Zero-knowledge isn’t just for scaling. It can verify without exposing privacy — for example, proving “I have enough balance” without revealing the amount, or “I meet a requirement” without leaking identity. That gives it upside in private payments, on-chain identity and compliance verification — scaling is simply its first large-scale application.

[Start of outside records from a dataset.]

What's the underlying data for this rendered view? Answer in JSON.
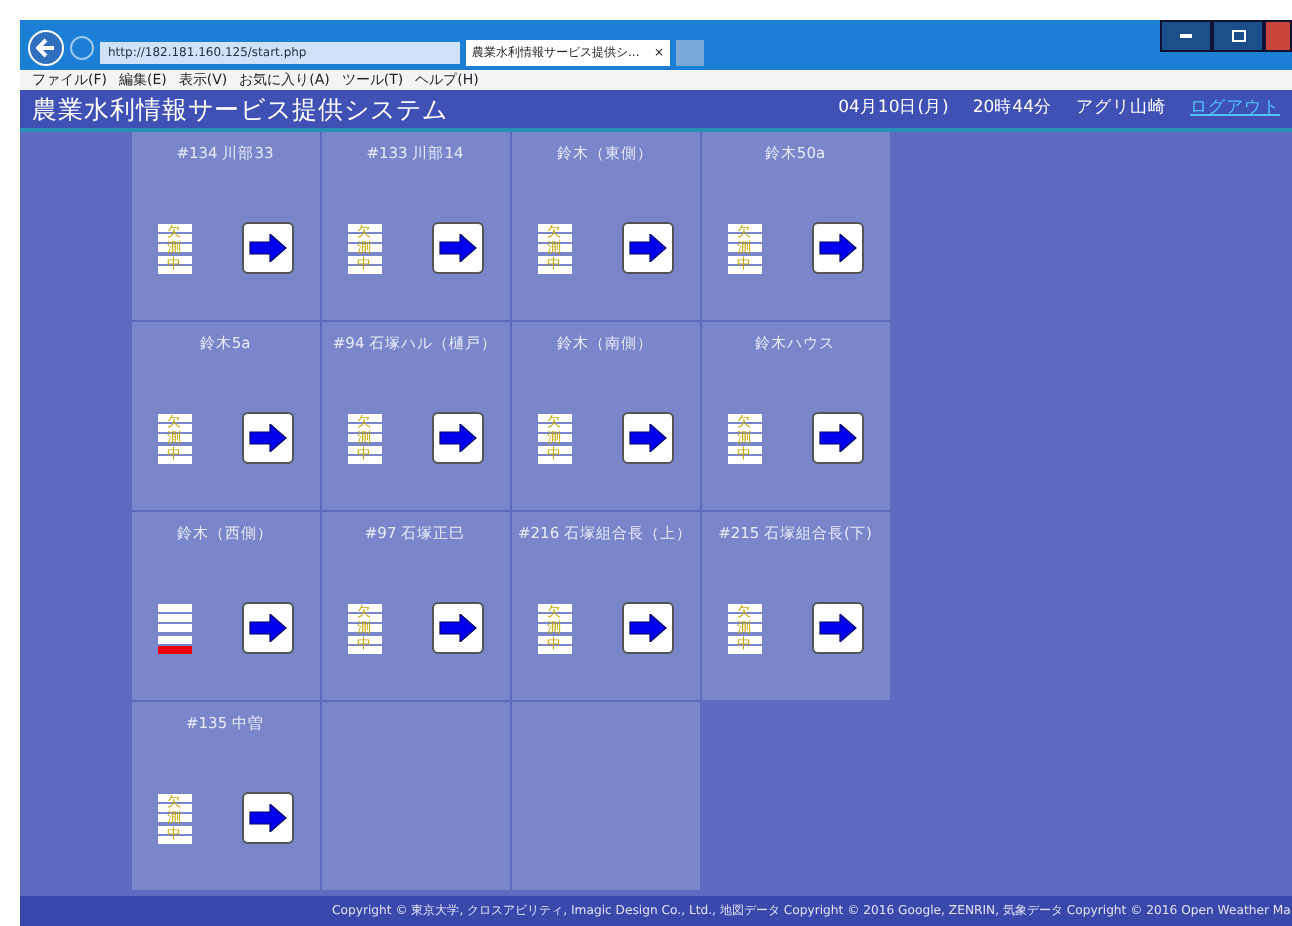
{
  "browser": {
    "address": "http://182.181.160.125/start.php",
    "tab_title": "農業水利情報サービス提供シ...",
    "tab_close": "×",
    "menu": [
      "ファイル(F)",
      "編集(E)",
      "表示(V)",
      "お気に入り(A)",
      "ツール(T)",
      "ヘルプ(H)"
    ]
  },
  "header": {
    "title": "農業水利情報サービス提供システム",
    "date": "04月10日(月)",
    "time": "20時44分",
    "user": "アグリ山崎",
    "logout": "ログアウト"
  },
  "tiles": [
    {
      "kind": "site",
      "title": "#134 川部33",
      "gauge": {
        "kind": "missing",
        "label": "欠測中"
      }
    },
    {
      "kind": "site",
      "title": "#133 川部14",
      "gauge": {
        "kind": "missing",
        "label": "欠測中"
      }
    },
    {
      "kind": "site",
      "title": "鈴木（東側）",
      "gauge": {
        "kind": "missing",
        "label": "欠測中"
      }
    },
    {
      "kind": "site",
      "title": "鈴木50a",
      "gauge": {
        "kind": "missing",
        "label": "欠測中"
      }
    },
    {
      "kind": "site",
      "title": "鈴木5a",
      "gauge": {
        "kind": "missing",
        "label": "欠測中"
      }
    },
    {
      "kind": "site",
      "title": "#94 石塚ハル（樋戸）",
      "gauge": {
        "kind": "missing",
        "label": "欠測中"
      }
    },
    {
      "kind": "site",
      "title": "鈴木（南側）",
      "gauge": {
        "kind": "missing",
        "label": "欠測中"
      }
    },
    {
      "kind": "site",
      "title": "鈴木ハウス",
      "gauge": {
        "kind": "missing",
        "label": "欠測中"
      }
    },
    {
      "kind": "site",
      "title": "鈴木（西側）",
      "gauge": {
        "kind": "level",
        "level": 0.2
      }
    },
    {
      "kind": "site",
      "title": "#97 石塚正巳",
      "gauge": {
        "kind": "missing",
        "label": "欠測中"
      }
    },
    {
      "kind": "site",
      "title": "#216 石塚組合長（上）",
      "gauge": {
        "kind": "missing",
        "label": "欠測中"
      }
    },
    {
      "kind": "site",
      "title": "#215 石塚組合長(下)",
      "gauge": {
        "kind": "missing",
        "label": "欠測中"
      }
    },
    {
      "kind": "site",
      "title": "#135 中曽",
      "gauge": {
        "kind": "missing",
        "label": "欠測中"
      }
    },
    {
      "kind": "empty"
    },
    {
      "kind": "empty"
    }
  ],
  "footer": "Copyright © 東京大学, クロスアビリティ, Imagic Design Co., Ltd., 地図データ Copyright © 2016 Google, ZENRIN, 気象データ Copyright © 2016 Open Weather Ma"
}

That’s why the industry calls zero-knowledge “the Swiss Army knife of cryptography”: one toolkit that can scale Ethereum, protect privacy, and securely verify state between multiple Rollups. As proof speed rises and costs fall, the use cases only multiply — the root reason ZK is favored long-term.

FAQ

  • Is a ZK-Rollup always better than Optimistic? Trade-offs exist: ZK withdraws fast and is harder to break, but costs more and is harder to make compatible; Optimistic is more compatible but withdraws slowly.
  • Does a zero-knowledge proof expose my transaction? In the Rollup context it’s mainly used to “prove validity,” not always for privacy; it depends on the implementation.
  • Do ordinary people need to understand cryptography? Not the details, but do grasp the core difference: “security from math, not trust.”

Key takeaways

  • Rollups execute transactions off-chain in batches, then settle a compressed result back to Ethereum mainnet.
  • ZK-Rollups use a zero-knowledge “validity proof” so the mainnet can quickly confirm the batch is valid.
  • Versus Optimistic: fast withdrawals, harder security — but costly proofs and harder EVM compatibility.
  • Strengths are efficiency and security; challenges are proof cost, compatibility and decentralization.

Conclusion

ZK-Rollups apply the cryptographic powerhouse of zero-knowledge proofs to Ethereum scaling: transactions are processed off-chain in batches, and the mainnet only verifies a single mathematical proof to be sure the result is correct — fast and secure at once. Their withdrawal speed and security model beat Optimistic Rollups, at the cost of higher compute and harder compatibility. As zkEVMs and proving hardware mature, ZK-Rollups are steadily becoming the new mainline of Ethereum scaling. Note that cross-layer activity still involves bridge and contract risk. This article is not investment advice.